Peter Hancock wrote:
> >>>>> "Marcin" == Marcin 'Qrczak' Kowalczyk <[EMAIL PROTECTED]> writes:
>
> > What do you think would be the best representation of the buffer for
> > such a crazy idea as a text editor in Haskell?
>
> I don't think its crazy. I thought that one could start with
> something simple, like a "before" list and an "after list". Sometime
> ago, there was an article by Bernard Sufrin, which specied a simple
> editor various derivatives of which were in use in Oxford over a
> decade ago. If I recall the article accurately, it was so
> clearly written that
> you could more or less just transcribe it into a functional program.

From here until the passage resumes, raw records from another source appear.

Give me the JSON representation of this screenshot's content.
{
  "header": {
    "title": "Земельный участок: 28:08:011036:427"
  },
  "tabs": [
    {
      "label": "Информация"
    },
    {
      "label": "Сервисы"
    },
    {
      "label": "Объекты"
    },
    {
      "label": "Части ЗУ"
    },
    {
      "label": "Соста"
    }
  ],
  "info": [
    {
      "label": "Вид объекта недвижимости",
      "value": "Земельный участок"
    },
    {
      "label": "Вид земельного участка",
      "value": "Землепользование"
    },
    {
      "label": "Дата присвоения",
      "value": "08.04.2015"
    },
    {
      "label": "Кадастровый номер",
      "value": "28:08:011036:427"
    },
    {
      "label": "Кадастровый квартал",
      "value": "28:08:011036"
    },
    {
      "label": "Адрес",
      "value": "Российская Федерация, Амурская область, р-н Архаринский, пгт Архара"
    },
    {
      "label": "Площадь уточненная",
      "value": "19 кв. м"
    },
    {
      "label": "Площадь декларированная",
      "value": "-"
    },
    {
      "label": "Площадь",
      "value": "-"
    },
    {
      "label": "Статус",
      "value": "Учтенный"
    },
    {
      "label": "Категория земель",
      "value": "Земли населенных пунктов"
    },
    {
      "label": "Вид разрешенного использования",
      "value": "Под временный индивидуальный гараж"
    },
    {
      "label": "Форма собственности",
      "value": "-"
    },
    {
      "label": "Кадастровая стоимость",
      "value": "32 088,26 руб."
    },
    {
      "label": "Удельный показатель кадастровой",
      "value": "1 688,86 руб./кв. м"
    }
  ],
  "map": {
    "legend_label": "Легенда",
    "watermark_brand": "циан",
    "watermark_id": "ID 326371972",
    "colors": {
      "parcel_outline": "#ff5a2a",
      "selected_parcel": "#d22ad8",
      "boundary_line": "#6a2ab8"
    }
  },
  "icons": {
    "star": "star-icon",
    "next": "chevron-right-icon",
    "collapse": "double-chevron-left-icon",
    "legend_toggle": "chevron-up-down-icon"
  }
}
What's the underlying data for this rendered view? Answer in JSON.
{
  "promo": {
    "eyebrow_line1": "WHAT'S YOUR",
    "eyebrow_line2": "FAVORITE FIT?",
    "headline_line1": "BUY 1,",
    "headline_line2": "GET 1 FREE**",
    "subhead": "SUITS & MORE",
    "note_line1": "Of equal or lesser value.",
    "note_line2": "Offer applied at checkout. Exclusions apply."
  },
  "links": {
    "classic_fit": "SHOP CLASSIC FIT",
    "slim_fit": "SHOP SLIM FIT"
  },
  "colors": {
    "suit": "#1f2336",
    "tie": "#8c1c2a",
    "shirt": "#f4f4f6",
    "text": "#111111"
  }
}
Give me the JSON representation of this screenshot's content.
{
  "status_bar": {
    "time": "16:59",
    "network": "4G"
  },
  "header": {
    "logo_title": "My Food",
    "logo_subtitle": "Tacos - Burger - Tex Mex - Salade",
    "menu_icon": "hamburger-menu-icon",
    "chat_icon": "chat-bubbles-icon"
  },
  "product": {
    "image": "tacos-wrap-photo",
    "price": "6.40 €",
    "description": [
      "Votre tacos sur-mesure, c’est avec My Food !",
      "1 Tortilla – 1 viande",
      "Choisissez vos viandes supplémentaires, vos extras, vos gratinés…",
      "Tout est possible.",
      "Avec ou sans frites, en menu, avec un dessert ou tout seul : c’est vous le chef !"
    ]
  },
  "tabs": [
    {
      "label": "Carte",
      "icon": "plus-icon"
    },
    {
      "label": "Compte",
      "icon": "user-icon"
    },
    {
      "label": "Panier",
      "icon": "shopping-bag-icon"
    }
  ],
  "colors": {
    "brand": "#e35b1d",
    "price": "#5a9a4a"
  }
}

> Perhaps one can find it from
> http://www.comlab.ox.ac.uk/oucl/people/bernard.sufrin.html
Also check this one out:
Simon P. Booth, and Simon B. Jones "A screen editor written in the Miranda
functional programming language" ,Technical report TR-116, Department of
Computing Science and Mathematics, University of Stirling, February 1994.
You can find it at:
ftp://ftp.cs.stir.ac.uk/pub/tr/cs/1994/TR116.ps.Z
I think that they use the "before"/"after" approach too. (BTW, is this what
is commonly called a "difference list"?) They reported rather poor
performance, though.
Incidentally, the "before"/"after" list approach is actually a special case
of the "Zipper" (I prefer to call them context-enriched types), which
someone mentioned in an earlier post: the "before" part is the context for
the "after" part, which is the focus, and, sure enough, the context has been
turned inside-out like a glove. It just happens that for (vanilla) lists the
context is isomorphic to a list. The Zipper technique is the generalization
of this idea to arbitrary algebraic datatypes; it can be generalized to
higher-order data too (continuations).